前川さんの山のガイドはみんなをどんどん引き込みます。
【画像】くろもじの枝でハーブティー
くろもじの枝でハーブティー

ただ何もせず一日森の中で過ごすだけでも、なんだか楽になる力を森は持っている。しかし冬の山や森の中で楽しさを見つけ出すことは、初心者にはちょっと難しいかもしれない。もっともっと楽しみたい!と思いたったその時は、山の専門家の話しを聞くと今まで見過ごしていた枯れ枝にもたくさんの学びが有ることに気付く。子どもも大人も関係なし。一見何も無いように感じる冬の森もしっかりと生きている。そこには自然の知恵が凝縮されている。まさに森の教室だ。

冬の森を子供達と一緒にガイドしてもらい絵本の世界を想像してみた。まだタイトルも無いし絵も描けていないがそんな世界を感じてもらいたい。
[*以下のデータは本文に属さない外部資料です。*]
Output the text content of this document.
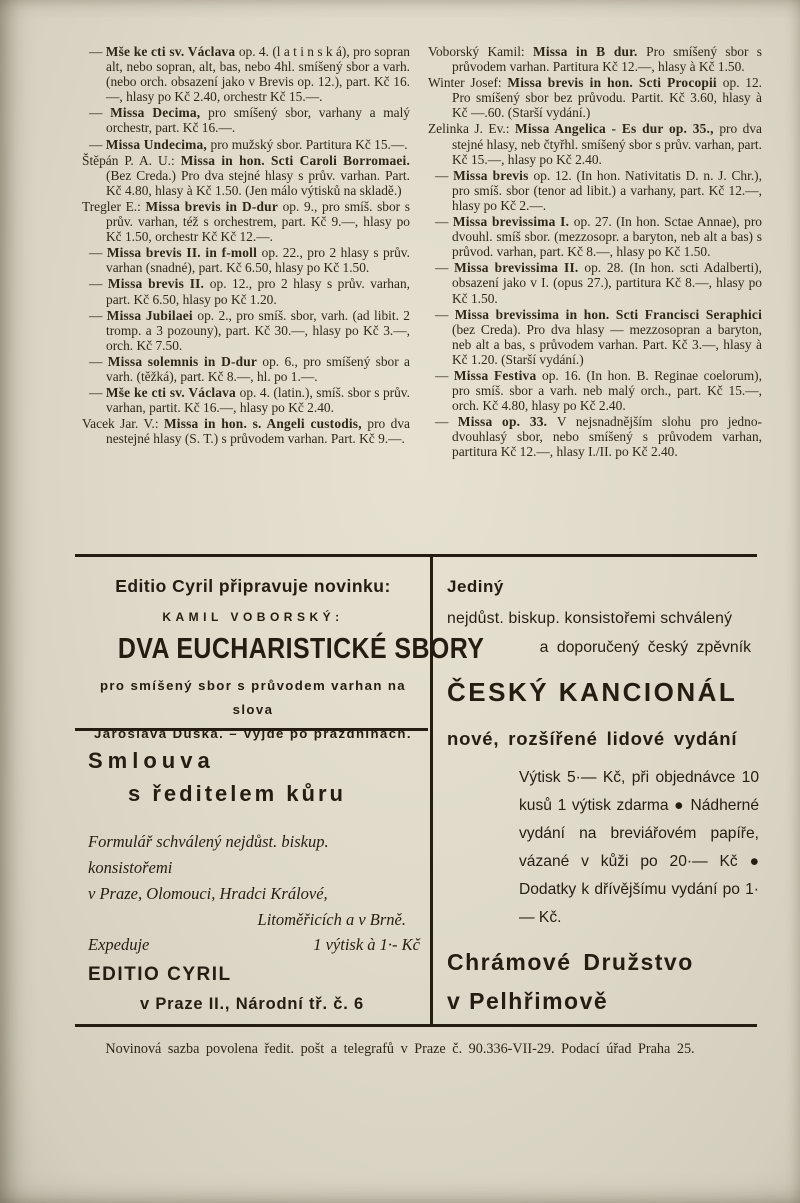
— Mše ke cti sv. Václava op. 4. (l a t i n s k á), pro sopran alt, nebo sopran, alt, bas, nebo 4hl. smíšený sbor a varh. (nebo orch. obsazení jako v Brevis op. 12.), part. Kč 16.—, hlasy po Kč 2.40, orchestr Kč 15.—.

— Missa Decima, pro smíšený sbor, varhany a malý orchestr, part. Kč 16.—.

— Missa Undecima, pro mužský sbor. Partitura Kč 15.—.

Štěpán P. A. U.: Missa in hon. Scti Caroli Borromaei. (Bez Creda.) Pro dva stejné hlasy s prův. varhan. Part. Kč 4.80, hlasy à Kč 1.50. (Jen málo výtisků na skladě.)

Tregler E.: Missa brevis in D-dur op. 9., pro smíš. sbor s prův. varhan, též s orchestrem, part. Kč 9.—, hlasy po Kč 1.50, orchestr Kč Kč 12.—.

— Missa brevis II. in f-moll op. 22., pro 2 hlasy s prův. varhan (snadné), part. Kč 6.50, hlasy po Kč 1.50.

— Missa brevis II. op. 12., pro 2 hlasy s prův. varhan, part. Kč 6.50, hlasy po Kč 1.20.

— Missa Jubilaei op. 2., pro smíš. sbor, varh. (ad libit. 2 tromp. a 3 pozouny), part. Kč 30.—, hlasy po Kč 3.—, orch. Kč 7.50.

— Missa solemnis in D-dur op. 6., pro smíšený sbor a varh. (těžká), part. Kč 8.—, hl. po 1.—.

— Mše ke cti sv. Václava op. 4. (latin.), smíš. sbor s prův. varhan, partit. Kč 16.—, hlasy po Kč 2.40.

Vacek Jar. V.: Missa in hon. s. Angeli custodis, pro dva nestejné hlasy (S. T.) s průvodem varhan. Part. Kč 9.—.

Voborský Kamil: Missa in B dur. Pro smíšený sbor s průvodem varhan. Partitura Kč 12.—, hlasy à Kč 1.50.

Winter Josef: Missa brevis in hon. Scti Procopii op. 12. Pro smíšený sbor bez průvodu. Partit. Kč 3.60, hlasy à Kč —.60. (Starší vydání.)

Zelinka J. Ev.: Missa Angelica - Es dur op. 35., pro dva stejné hlasy, neb čtyřhl. smíšený sbor s prův. varhan, part. Kč 15.—, hlasy po Kč 2.40.

— Missa brevis op. 12. (In hon. Nativitatis D. n. J. Chr.), pro smíš. sbor (tenor ad libit.) a varhany, part. Kč 12.—, hlasy po Kč 2.—.

— Missa brevissima I. op. 27. (In hon. Sctae Annae), pro dvouhl. smíš sbor. (mezzosopr. a baryton, neb alt a bas) s průvod. varhan, part. Kč 8.—, hlasy po Kč 1.50.

— Missa brevissima II. op. 28. (In hon. scti Adalberti), obsazení jako v I. (opus 27.), partitura Kč 8.—, hlasy po Kč 1.50.

— Missa brevissima in hon. Scti Francisci Seraphici (bez Creda). Pro dva hlasy — mezzosopran a baryton, neb alt a bas, s průvodem varhan. Part. Kč 3.—, hlasy à Kč 1.20. (Starší vydání.)

— Missa Festiva op. 16. (In hon. B. Reginae coelorum), pro smíš. sbor a varh. neb malý orch., part. Kč 15.—, orch. Kč 4.80, hlasy po Kč 2.40.

— Missa op. 33. V nejsnadnějším slohu pro jedno- dvouhlasý sbor, nebo smíšený s průvodem varhan, partitura Kč 12.—, hlasy I./II. po Kč 2.40.

Editio Cyril připravuje novinku:
KAMIL VOBORSKÝ:
DVA EUCHARISTICKÉ SBORY
pro smíšený sbor s průvodem varhan na slova
Jaroslava Duška. – Vyjde po prázdninách.
Smlouva
s ředitelem kůru
Formulář schválený nejdůst. biskup.
konsistořemi
v Praze, Olomouci, Hradci Králové,
Litoměřicích a v Brně.
Expeduje	1 výtisk à 1·- Kč
EDITIO CYRIL
v Praze II., Národní tř. č. 6
Jediný
nejdůst. biskup. konsistořemi schválený
a doporučený český zpěvník
ČESKÝ KANCIONÁL
nové, rozšířené lidové vydání
Výtisk 5·— Kč, při objednávce 10 kusů 1 výtisk zdarma ● Nádherné vydání na breviářovém papíře, vázané v kůži po 20·— Kč ● Dodatky k dřívějšímu vydání po 1·— Kč.
Chrámové Družstvo
v Pelhřimově
Novinová sazba povolena ředit. pošt a telegrafů v Praze č. 90.336-VII-29. Podací úřad Praha 25.
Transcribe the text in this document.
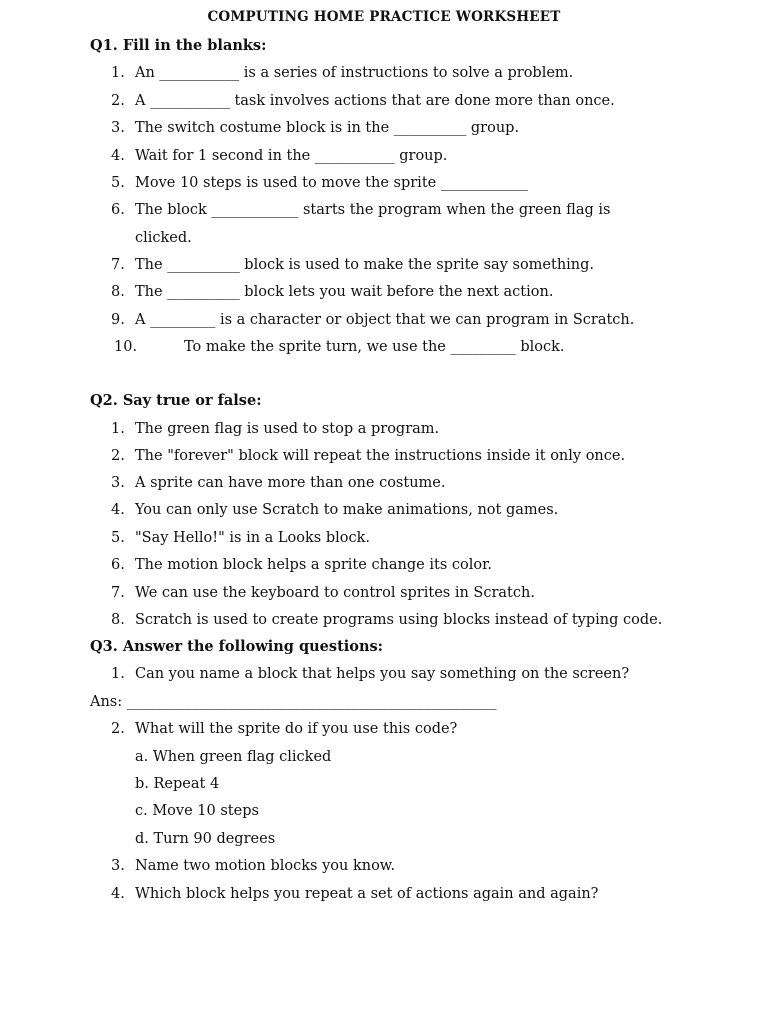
COMPUTING HOME PRACTICE WORKSHEET
Q1. Fill in the blanks:
1. An ___________ is a series of instructions to solve a problem.
2. A ___________ task involves actions that are done more than once.
3. The switch costume block is in the __________ group.
4. Wait for 1 second in the ___________ group.
5. Move 10 steps is used to move the sprite ____________
6. The block ____________ starts the program when the green flag is
clicked.
7. The __________ block is used to make the sprite say something.
8. The __________ block lets you wait before the next action.
9. A _________ is a character or object that we can program in Scratch.
10.	To make the sprite turn, we use the _________ block.
Q2. Say true or false:
1. The green flag is used to stop a program.
2. The "forever" block will repeat the instructions inside it only once.
3. A sprite can have more than one costume.
4. You can only use Scratch to make animations, not games.
5. "Say Hello!" is in a Looks block.
6. The motion block helps a sprite change its color.
7. We can use the keyboard to control sprites in Scratch.
8. Scratch is used to create programs using blocks instead of typing code.
Q3. Answer the following questions:
1. Can you name a block that helps you say something on the screen?
Ans: ___________________________________________________
2. What will the sprite do if you use this code?
a. When green flag clicked
b. Repeat 4
c. Move 10 steps
d. Turn 90 degrees
3. Name two motion blocks you know.
4. Which block helps you repeat a set of actions again and again?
冬の森に分け入ってみよう。なかなか踏み入れることのない不思議な世界に。
冬の森は空がスカッと見えるよ。秋まで木陰を作っていた葉っぱが落ちちゃってるからね。でも大丈夫、幹を触ってごらん。ほんのり暖かいのがわかるかい?こうやって春になるまで栄養を蓄えているんだよ。日差しが柔らかい季節になったらまた新たな芽吹きを見せてあげる。そうそう、疲れたときは枝でお茶を煎れてみて。ほんのり薫る木の香り。風邪薬の匂いかも。木肌で僕らを見分けてごらん。
滝はずっとざぁざぁ落ちる。てっぺんから山裾まで。ゴツゴツ岩も丸くしちゃうんだ。積もった雪もなんのその。冬の水は温かいからね。雪のトンネル作ったよ。反対に夏の水は冷たいぞ。伏流水って言うんだって。木の中にあって、土の中にあって、空気の中にあって。僕たち水は、山のいろんなところでかくれんぼしてるんだ。
冬の森はいつもに比べりゃ静かだけど、ちゃんと生きていること、わかってくれたかい?僕らのことをどう表現するかは、君たちの感性次第だよ。さぁ、いつでもいらっしゃい。森はいつでもそこにある。


ライター

太田 彩
長崎県佐世保市出身。なぜ高島に来たのかと尋ねられると「成り行きです。」田舎すぎず都会すぎず、湖ばかりでなく山ばかりでなく、何かとバランス感覚に優れた高島に惚れ、地域おこし協力隊に。活動集落内では人生の大先輩たちに囲まれ、「変わる勇気」と「変えない努力」を学ぶ日々を過ごしています。

カメラマン

春山 太郎
今津に住んで46年、カメラ歴約20年。15年前に自動車タイヤ部品販売会社を退職してからは湖西フォトクラブ会員となり風景やネイチャー写真を撮り歩いています。今津山上会(高島トレイル・近江坂古道整備)、今津ガイド勉強会(街中案内)、ヴォーリズ今津郵便局の会等のボランティア活動もしています。(今津町在住)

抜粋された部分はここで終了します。